Paska peristiwa itu, Aku tak berani menatap dunia bahkan Aku menjadi orang yang sangat bodoh dan nekat hingga Aku tak pernah percaya lagi dengan perempuan manapun dan akhirnya kuputuskan untuk hidup dalam kesendirian tanpa ada yang menghalangiku, hingga kenekatanaku…Aku berada dalam indahnya dunia gemerlap malam, dan melupakan bahwa Aku masih punya harapan. Sembilan bulan dalam kecanduan, minuman keras, hampir tiap malam Aku mabuk, bahkan Aku merasakan nikmatnya obat terlarang, ekstasi, sabu-sabu dan jarum suntik. Bahkan bekas jarum suntik itupun masih terlihat jelas ditangaku, satu bulan Aku berada di rumah sakit Dr. Wahidin dan hampir saja tak terselamatkan, ini disebabkan Aku mengendarai motor dengan kecepatan 120 km/jam dan menghantam truk pengangkut semen dalam kondisi mabuk, di ruang ICU itu harapan orang-orang disekelilingku agar Aku tetap hidup, dan Tuhan memberikan mukjizat hingga hari ini Aku mampu menatap dunia.
Setelah Aku agak baikan, tetap bayang-bayang obat-obat itu menghantuiku dan memancing Aku untuk merasakannya kembali. Akhirnya Aku dikirim ke Panti Rehabilitasi untuk menjalani pengobatan agar tak kembali dalam dunia terkutuk itu. Satu setengah bulan, Aku berada di Panti rehablitasi yang bernama Mekar Sari Surabaya, bergaul dengan orang-orang kecanduan obat yang persis sama dengan Aku, satu setengah bulan itu Aku jalani, hingga akhirnya Aku keluar dari tempat itu dan berikrar tak ingin berada pada dunia gelap itu. 
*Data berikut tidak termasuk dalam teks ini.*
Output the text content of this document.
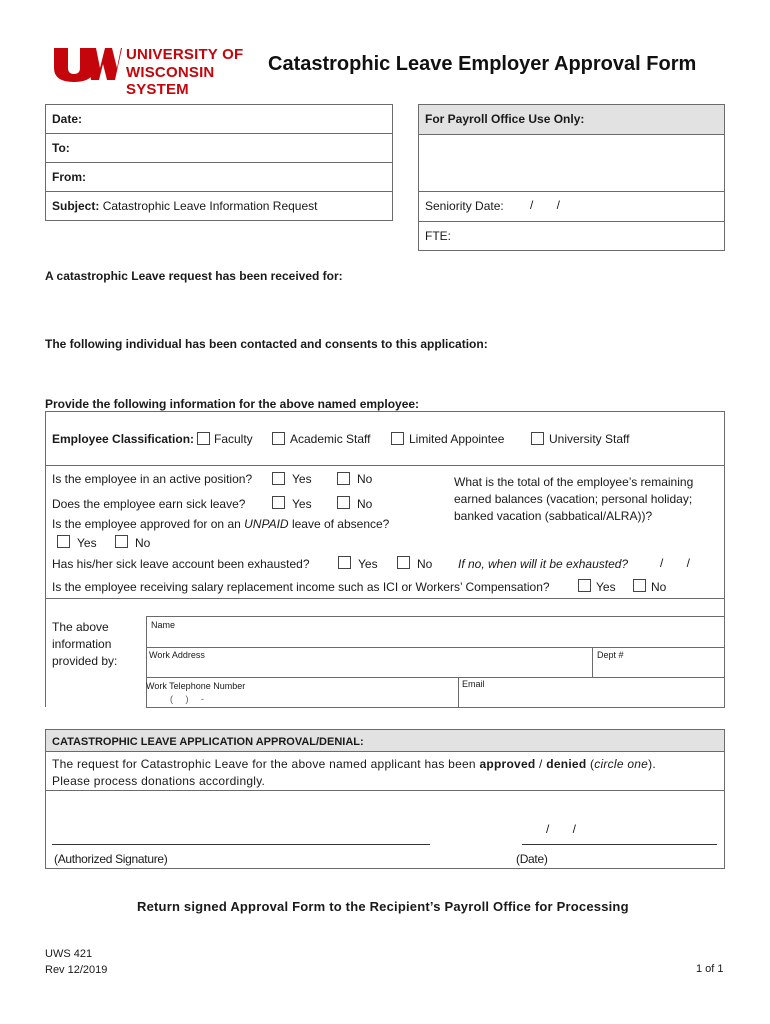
UNIVERSITY OF
WISCONSIN SYSTEM
Catastrophic Leave Employer Approval Form
Date:
To:
From:
Subject: Catastrophic Leave Information Request
For Payroll Office Use Only:
Seniority Date: /       /
FTE:
A catastrophic Leave request has been received for:
The following individual has been contacted and consents to this application:
Provide the following information for the above named employee:
Employee Classification: Faculty	Academic Staff	Limited Appointee	University Staff
Is the employee in an active position?	Yes	No
Does the employee earn sick leave?	Yes	No
Is the employee approved for on an UNPAID leave of absence?
Yes	No
What is the total of the employee’s remaining earned balances (vacation; personal holiday; banked vacation (sabbatical/ALRA))?
Has his/her sick leave account been exhausted?	Yes	No If no, when will it be exhausted?	/       /
Is the employee receiving salary replacement income such as ICI or Workers’ Compensation?	Yes	No
The above information provided by:
Name
Work Address	Dept #
Work Telephone Number
(     )     -
Email
CATASTROPHIC LEAVE APPLICATION APPROVAL/DENIAL:
The request for Catastrophic Leave for the above named applicant has been approved / denied (circle one).
Please process donations accordingly.
(Authorized Signature)
/       /
(Date)
Return signed Approval Form to the Recipient’s Payroll Office for Processing
UWS 421
Rev 12/2019	1 of 1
Tiga minggu yang lalu, dihari libur kuliah dan paska cuti akademikku, Aku masuk dengan wajah berseri di Kampus Biru ini, deringan telefon dari arah kantor…kucoba ayungkan langkah untuk lebih dekat dengan suara deringan itu… sesaat gagangnya telah berada tepat ditelingaku, ternyata gadis yang ada dibalik itu kamu..
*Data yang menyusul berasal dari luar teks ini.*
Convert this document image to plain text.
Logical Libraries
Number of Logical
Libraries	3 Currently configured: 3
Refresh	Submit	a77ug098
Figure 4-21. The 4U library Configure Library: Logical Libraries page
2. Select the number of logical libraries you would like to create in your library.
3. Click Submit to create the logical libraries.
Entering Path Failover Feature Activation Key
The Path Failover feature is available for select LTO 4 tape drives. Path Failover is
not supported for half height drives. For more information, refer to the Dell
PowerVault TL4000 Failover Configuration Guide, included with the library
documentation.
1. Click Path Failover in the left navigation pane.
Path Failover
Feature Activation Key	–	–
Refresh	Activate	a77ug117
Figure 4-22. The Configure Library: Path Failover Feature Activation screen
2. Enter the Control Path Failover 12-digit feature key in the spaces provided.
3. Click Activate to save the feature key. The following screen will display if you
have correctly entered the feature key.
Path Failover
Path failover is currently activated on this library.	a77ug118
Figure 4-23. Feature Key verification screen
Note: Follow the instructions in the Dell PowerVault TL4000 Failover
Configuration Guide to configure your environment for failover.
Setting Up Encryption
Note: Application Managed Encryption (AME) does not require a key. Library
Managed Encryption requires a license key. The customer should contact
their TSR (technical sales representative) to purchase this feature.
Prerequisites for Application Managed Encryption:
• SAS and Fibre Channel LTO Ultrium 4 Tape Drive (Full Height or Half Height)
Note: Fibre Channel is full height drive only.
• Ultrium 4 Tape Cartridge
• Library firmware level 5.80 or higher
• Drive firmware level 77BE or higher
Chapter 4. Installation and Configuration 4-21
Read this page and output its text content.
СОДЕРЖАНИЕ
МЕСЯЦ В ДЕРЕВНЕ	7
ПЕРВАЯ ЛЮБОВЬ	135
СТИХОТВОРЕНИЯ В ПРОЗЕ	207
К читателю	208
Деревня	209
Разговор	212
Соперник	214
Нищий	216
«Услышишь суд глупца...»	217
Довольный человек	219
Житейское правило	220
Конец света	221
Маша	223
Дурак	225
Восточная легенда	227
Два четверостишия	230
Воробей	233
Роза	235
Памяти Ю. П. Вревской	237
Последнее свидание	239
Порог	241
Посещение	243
Setelah pendaftaran ulang, Aku berpikir sampai kapan Aku mesti menjalani dunia gemerlap, sementara kenikmatan-kenikmatan itu meraung-raung memanggilku kembali. Tapi tidak, Aku tak mau hal seperti itu terjadi lagi, Maka kuniatkan untuk mengubah arah jalanku yang dulu hingga nanti Aku mendapatkan orang yang menjadi tumpuan hidupku. Entahlah apa gadis yang kuangankan ini mampu menjadi atensi dan eksistensi naluriku hingga ter-follow up pada indahnya dunia nostalgia. Jika  disuatu saat nanti pada malam pacci ada lomba domino, lamming menghias dan esoknya passolo datang dengan restunya. Tapi itu cuma fiktif belaka, Lia…, perempuan yang kuanggap mampu merealitaskan imajinasiku ini, apa ia sanggup menjalani kehidupan dengan Aku, sementara kondisiku hari ini mulai menurun, menurut kaum kapitalisme Aku mengalami devisit, terlantung pada dunia pengangguran, uang didompet kadang ada dan kadan tak ada, apakah ia sanggup hidup dengan derita?
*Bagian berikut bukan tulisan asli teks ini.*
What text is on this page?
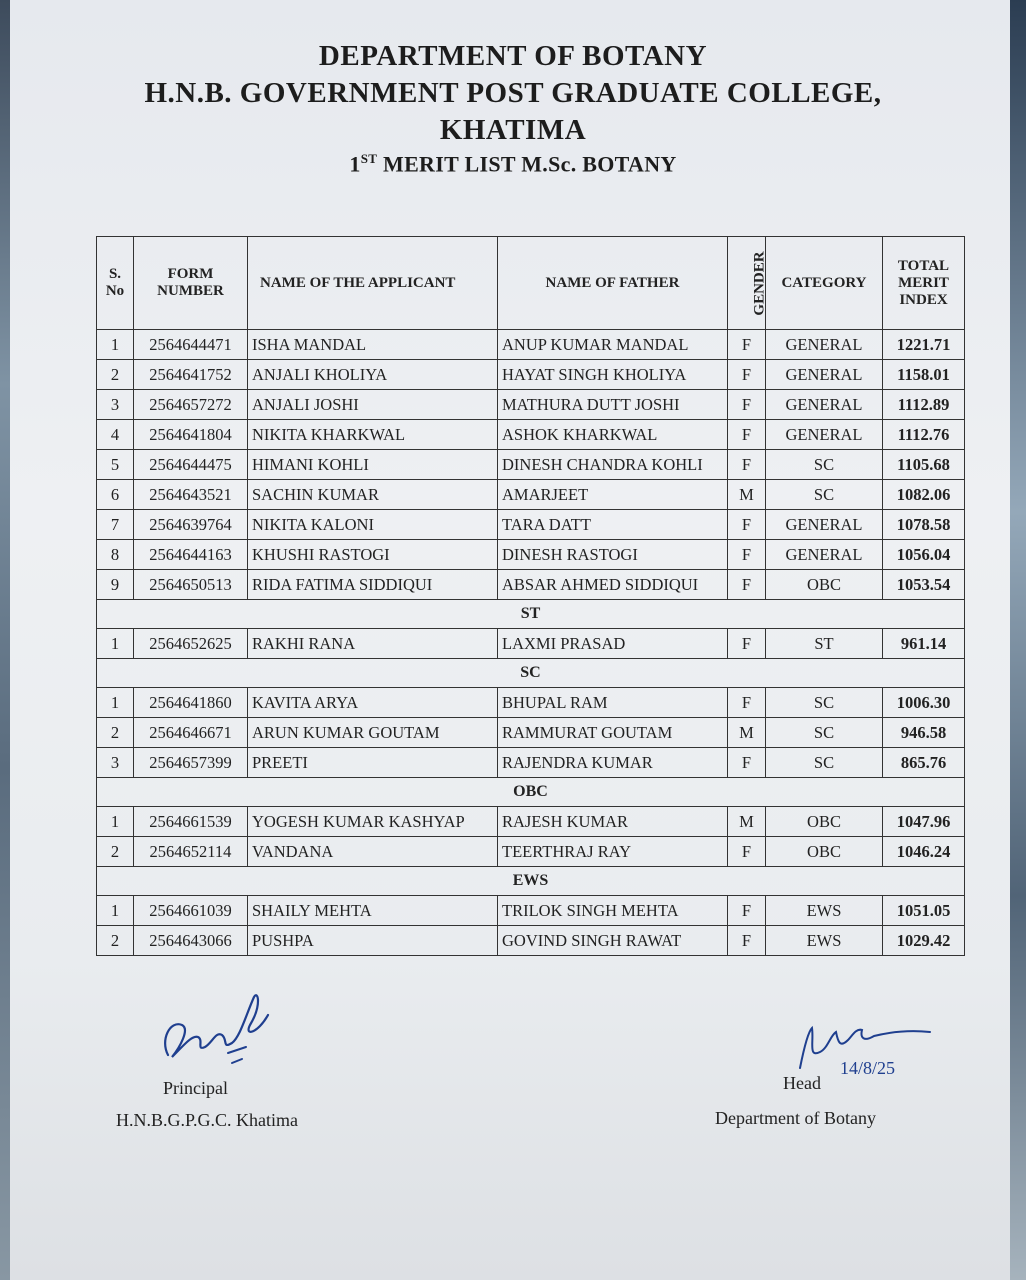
DEPARTMENT OF BOTANY
H.N.B. GOVERNMENT POST GRADUATE COLLEGE,
KHATIMA
1ST MERIT LIST M.Sc. BOTANY
S. No	FORM NUMBER	NAME OF THE APPLICANT	NAME OF FATHER	GENDER	CATEGORY	TOTAL MERIT INDEX
1	2564644471	ISHA MANDAL	ANUP KUMAR MANDAL	F	GENERAL	1221.71
2	2564641752	ANJALI KHOLIYA	HAYAT SINGH KHOLIYA	F	GENERAL	1158.01
3	2564657272	ANJALI JOSHI	MATHURA DUTT JOSHI	F	GENERAL	1112.89
4	2564641804	NIKITA KHARKWAL	ASHOK KHARKWAL	F	GENERAL	1112.76
5	2564644475	HIMANI KOHLI	DINESH CHANDRA KOHLI	F	SC	1105.68
6	2564643521	SACHIN KUMAR	AMARJEET	M	SC	1082.06
7	2564639764	NIKITA KALONI	TARA DATT	F	GENERAL	1078.58
8	2564644163	KHUSHI RASTOGI	DINESH RASTOGI	F	GENERAL	1056.04
9	2564650513	RIDA FATIMA SIDDIQUI	ABSAR AHMED SIDDIQUI	F	OBC	1053.54
ST						
1	2564652625	RAKHI RANA	LAXMI PRASAD	F	ST	961.14
SC						
1	2564641860	KAVITA ARYA	BHUPAL RAM	F	SC	1006.30
2	2564646671	ARUN KUMAR GOUTAM	RAMMURAT GOUTAM	M	SC	946.58
3	2564657399	PREETI	RAJENDRA KUMAR	F	SC	865.76
OBC						
1	2564661539	YOGESH KUMAR KASHYAP	RAJESH KUMAR	M	OBC	1047.96
2	2564652114	VANDANA	TEERTHRAJ RAY	F	OBC	1046.24
EWS						
1	2564661039	SHAILY MEHTA	TRILOK SINGH MEHTA	F	EWS	1051.05
2	2564643066	PUSHPA	GOVIND SINGH RAWAT	F	EWS	1029.42
14/8/25
Principal
H.N.B.G.P.G.C. Khatima
Head
Department of Botany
Terakhir Aku mendengar gadis itu membenci mahluk yang bernama laki-laki, karena trauma dengan pria lajang sekampungnya yang notabenenya pernah menjalani ikatan romantisme denga pria itu selama delapan tahun, tapi Aku tak hari ini, apa ia masih menerima laki-laki dalam hidupnya atau sebaliknya menutup hati untuk kaum Adam.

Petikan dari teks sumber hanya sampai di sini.